The resolution the council approved Wednesday says information about Reardon that has surfaced as a result of the patrol investigation has become an increasing obstacle to running county government. It mentions allegations of misappropriation of county money and violations of state campaign law.
The resolution goes on to say that newspaper and television coverage has provided detailed descriptions of "county resources being used for Executive Reardon's political campaign and to facilitate a personal relationship with a county employee."
The Herald published evidence last week that Reardon repeatedly used taxpayer resources to raise money for his re-election and to communicate with campaign staff. Meanwhile, The Seattle Times and its television news partner, KING-TV, featured interviews with the female county employee who claimed a long-running affair with the county executive -- a liaison she alleged was pursued on county time and using county funds.
Reardon, 41, has been under investigation by state troopers since October. Word of the probe surfaced Nov. 3, less than a week before the general election, which saw him win a third term in office.
Politically, Wednesday's resolution created an unusual split. The county GOP chairman praised the action of the County Council's Democratic majority, while his Democratic counterpart registered dissent.
"The council did what it thought was necessary, but I completely disagree with that step," said Bill Phillips, chairman of Snohomish County Democrats.
Phillips said he wouldn't prejudge the results of the investigation and would wait for troopers to finish their job.
"For me, we're exactly where we were three months ago," he said. "I'm not going to join a chorus asking Aaron to step down because the investigation is taking too long. That's not his fault."
Snohomish County GOP chairman Bill Cooper said Reardon should have gone on administrative leave long ago.
"I am proud of the County Council, largely Democrat, for taking the action they did. It was the right thing to do," Cooper said. "They're ratifying the position that this is not a partisan, political issue, this is a public trust issue."
The probe of Reardon began after county human services employee Tamara Dutton went to Somers' office to report that she had traveled with the county executive, who is married, on out-of-town county business as part of a long-running affair. Dutton alleged that Reardon did little work during those trips. She and Reardon have known each other since attending Mariner High School in the 1980s.

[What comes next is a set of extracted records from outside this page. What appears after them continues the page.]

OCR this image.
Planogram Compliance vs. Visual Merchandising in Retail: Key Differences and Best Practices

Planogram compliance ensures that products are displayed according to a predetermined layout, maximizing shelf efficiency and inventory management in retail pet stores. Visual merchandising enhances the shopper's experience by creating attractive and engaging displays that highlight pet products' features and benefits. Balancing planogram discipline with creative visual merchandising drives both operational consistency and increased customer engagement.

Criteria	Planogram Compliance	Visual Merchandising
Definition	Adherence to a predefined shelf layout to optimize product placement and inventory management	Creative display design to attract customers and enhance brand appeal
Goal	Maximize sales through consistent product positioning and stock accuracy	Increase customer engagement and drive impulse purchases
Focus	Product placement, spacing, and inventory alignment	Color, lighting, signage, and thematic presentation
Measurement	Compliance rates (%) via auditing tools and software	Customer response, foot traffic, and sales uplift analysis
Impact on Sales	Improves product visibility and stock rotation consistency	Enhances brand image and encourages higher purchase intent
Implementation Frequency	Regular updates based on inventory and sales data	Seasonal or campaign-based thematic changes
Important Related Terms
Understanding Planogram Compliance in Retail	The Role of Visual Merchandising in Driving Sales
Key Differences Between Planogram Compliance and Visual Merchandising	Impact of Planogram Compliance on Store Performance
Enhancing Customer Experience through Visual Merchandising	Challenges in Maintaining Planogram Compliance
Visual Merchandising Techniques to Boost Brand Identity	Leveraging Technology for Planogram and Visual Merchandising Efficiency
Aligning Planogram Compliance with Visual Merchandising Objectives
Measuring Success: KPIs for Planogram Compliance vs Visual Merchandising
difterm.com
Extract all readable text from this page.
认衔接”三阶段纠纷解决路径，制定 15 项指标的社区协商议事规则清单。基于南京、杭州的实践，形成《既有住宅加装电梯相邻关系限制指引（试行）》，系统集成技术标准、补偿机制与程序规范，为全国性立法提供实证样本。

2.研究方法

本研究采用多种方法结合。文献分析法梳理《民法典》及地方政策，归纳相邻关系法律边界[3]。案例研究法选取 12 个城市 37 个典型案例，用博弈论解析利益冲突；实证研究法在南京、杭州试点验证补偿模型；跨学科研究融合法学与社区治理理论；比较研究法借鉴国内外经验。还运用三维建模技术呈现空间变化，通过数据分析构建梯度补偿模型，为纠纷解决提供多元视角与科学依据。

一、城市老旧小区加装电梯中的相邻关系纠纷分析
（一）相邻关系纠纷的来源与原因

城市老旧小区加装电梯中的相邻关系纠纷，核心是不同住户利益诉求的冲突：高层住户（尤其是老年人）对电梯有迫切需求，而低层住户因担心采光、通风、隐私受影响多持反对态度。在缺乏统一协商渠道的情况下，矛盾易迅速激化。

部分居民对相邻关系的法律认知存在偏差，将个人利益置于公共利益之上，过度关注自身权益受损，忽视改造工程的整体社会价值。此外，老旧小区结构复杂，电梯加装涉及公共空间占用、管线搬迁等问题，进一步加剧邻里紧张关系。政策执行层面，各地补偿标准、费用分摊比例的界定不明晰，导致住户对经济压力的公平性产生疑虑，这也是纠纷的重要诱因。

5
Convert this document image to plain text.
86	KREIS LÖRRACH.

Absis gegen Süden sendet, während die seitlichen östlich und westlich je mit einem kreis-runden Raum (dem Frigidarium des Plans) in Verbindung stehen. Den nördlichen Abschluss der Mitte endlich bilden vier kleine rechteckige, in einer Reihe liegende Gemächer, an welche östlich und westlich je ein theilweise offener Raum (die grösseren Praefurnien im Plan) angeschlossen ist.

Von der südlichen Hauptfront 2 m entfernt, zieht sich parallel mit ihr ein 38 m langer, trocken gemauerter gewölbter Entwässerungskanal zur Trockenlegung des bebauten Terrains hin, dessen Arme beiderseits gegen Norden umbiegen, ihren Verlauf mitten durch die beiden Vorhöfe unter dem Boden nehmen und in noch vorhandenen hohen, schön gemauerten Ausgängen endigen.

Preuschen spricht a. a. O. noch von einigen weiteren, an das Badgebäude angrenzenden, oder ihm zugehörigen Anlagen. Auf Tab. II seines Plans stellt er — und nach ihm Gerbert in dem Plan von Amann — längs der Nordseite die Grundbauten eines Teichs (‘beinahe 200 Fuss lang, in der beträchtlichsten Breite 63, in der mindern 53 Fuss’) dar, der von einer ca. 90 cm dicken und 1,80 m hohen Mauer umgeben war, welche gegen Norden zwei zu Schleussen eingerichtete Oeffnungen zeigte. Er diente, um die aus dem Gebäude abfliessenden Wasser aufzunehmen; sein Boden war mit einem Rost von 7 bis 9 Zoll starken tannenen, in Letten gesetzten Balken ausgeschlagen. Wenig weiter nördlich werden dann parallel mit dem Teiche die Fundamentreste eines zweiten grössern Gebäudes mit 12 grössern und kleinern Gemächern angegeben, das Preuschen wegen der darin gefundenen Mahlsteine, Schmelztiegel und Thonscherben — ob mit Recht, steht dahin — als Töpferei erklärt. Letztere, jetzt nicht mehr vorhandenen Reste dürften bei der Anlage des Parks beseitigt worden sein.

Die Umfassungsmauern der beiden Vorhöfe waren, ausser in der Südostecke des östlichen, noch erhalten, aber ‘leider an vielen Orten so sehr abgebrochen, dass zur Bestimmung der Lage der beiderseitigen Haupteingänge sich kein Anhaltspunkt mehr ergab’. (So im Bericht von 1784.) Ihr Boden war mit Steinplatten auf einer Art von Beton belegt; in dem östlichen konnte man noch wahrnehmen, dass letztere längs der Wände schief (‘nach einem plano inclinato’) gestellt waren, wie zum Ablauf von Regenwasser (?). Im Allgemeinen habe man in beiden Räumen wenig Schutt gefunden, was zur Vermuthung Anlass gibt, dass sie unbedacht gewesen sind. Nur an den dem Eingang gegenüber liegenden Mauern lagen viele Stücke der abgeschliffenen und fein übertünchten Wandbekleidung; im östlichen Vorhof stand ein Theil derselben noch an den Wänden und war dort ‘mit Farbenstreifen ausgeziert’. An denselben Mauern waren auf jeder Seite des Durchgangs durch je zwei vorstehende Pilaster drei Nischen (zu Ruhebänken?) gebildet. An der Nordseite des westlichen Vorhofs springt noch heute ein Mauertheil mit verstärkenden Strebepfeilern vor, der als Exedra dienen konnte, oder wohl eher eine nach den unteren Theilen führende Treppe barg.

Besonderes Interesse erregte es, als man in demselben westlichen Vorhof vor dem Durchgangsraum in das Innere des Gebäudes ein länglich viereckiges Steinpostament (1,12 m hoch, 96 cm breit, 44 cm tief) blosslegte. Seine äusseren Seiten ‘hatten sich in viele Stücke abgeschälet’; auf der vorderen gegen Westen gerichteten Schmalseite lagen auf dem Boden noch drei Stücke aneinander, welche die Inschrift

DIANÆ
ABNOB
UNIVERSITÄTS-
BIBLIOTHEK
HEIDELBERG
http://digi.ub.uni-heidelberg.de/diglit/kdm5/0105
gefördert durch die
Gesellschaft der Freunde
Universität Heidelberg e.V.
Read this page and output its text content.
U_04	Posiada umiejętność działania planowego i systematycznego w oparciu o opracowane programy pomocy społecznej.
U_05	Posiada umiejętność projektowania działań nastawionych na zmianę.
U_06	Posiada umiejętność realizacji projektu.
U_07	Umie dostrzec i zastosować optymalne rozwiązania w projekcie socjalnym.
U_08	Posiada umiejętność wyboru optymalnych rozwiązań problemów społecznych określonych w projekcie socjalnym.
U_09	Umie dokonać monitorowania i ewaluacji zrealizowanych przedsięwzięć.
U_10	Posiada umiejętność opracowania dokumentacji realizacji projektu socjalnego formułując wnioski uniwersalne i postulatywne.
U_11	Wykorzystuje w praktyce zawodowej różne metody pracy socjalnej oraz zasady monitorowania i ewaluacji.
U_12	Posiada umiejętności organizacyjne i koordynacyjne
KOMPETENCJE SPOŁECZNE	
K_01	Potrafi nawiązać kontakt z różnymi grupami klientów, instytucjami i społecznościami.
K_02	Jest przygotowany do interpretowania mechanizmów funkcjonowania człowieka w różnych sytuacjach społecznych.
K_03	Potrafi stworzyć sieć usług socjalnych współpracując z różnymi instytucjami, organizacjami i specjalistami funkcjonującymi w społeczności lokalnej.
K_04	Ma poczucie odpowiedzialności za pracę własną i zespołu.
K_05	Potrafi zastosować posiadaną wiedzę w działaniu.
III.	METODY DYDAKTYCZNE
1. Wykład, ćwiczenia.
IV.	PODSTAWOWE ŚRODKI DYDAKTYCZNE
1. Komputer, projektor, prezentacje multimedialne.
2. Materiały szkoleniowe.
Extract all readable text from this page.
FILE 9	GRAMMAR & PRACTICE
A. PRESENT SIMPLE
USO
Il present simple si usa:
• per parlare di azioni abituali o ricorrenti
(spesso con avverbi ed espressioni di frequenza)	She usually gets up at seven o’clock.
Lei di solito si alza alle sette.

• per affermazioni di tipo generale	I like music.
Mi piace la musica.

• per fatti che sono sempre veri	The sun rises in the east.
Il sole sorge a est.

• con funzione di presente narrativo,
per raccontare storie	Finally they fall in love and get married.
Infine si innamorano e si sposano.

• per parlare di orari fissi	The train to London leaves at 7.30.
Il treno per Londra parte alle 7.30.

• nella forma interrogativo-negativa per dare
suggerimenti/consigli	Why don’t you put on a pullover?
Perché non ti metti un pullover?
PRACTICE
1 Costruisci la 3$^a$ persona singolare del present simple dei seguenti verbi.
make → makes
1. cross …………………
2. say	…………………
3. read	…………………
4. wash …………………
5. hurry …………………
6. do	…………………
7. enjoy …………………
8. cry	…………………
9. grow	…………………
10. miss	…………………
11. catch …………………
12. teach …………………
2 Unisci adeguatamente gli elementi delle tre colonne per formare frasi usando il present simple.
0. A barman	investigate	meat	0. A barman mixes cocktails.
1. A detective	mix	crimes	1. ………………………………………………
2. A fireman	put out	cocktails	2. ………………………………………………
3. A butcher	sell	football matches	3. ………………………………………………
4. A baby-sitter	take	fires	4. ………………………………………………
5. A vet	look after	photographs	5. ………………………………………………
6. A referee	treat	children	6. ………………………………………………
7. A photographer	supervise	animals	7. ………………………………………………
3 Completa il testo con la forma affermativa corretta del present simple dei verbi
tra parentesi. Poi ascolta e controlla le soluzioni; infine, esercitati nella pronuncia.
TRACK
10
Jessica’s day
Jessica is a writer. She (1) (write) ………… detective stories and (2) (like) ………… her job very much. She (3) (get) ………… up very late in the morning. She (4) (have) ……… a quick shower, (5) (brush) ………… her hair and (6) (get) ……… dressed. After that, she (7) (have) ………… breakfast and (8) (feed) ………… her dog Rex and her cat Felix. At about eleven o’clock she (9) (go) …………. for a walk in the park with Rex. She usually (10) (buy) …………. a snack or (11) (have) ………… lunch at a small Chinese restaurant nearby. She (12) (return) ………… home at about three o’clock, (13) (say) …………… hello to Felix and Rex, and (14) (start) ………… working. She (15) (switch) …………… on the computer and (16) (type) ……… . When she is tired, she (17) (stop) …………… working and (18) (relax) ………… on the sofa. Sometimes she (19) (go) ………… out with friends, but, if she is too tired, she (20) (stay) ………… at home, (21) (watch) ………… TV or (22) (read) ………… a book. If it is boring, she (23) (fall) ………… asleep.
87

Somers brought Dutton's allegations to county attorneys, who referred the investigation to state troopers to avoid a conflict of interest.
Dutton has claimed that she also met with the executive locally during regular business hours as part of the affair.
Reardon repeatedly has declined to discuss his connection to Dutton. He's denied wrongdoing.
Some of the evidence being reviewed by detectives has been made public under state records laws.
The documents point to possible misconduct.
The bills for Reardon's county-issued cellphone show lengthy conversations with Dutton.
Those same phone bills, emails and Reardon's official schedule also show that he made regular use of county resources for his successful re-election bid. An analysis by The Herald turned up evidence that Reardon repeatedly made fundraising calls during periods when his work schedule indicated he was engaged in "staff meetings." Campaign finance records and interviews confirmed that Reardon was calling people and organizations for money.
That activity constitutes a potential violation of state campaign-finance laws, which could result in steep fines. County rules also prohibit using taxpayer-funded resources such as phones and offices for campaigning or political fundraising.
Reardon has made few public appearances since election night on Nov. 8, though he did attend President Barack Obama's speech at Boeing's Everett facility on Friday. He was not among the government leaders who greeted the president on the tarmac after Air Force One landed at Paine Field, the county-operated airport.
The State Patrol has declined to estimate how long the investigation could take.
At Wednesday's hearing, representatives of the union that represents most county employees and the union local that represents Paine Field firefighters spoke in Reardon's favor. Both groups supported Reardon's re-election.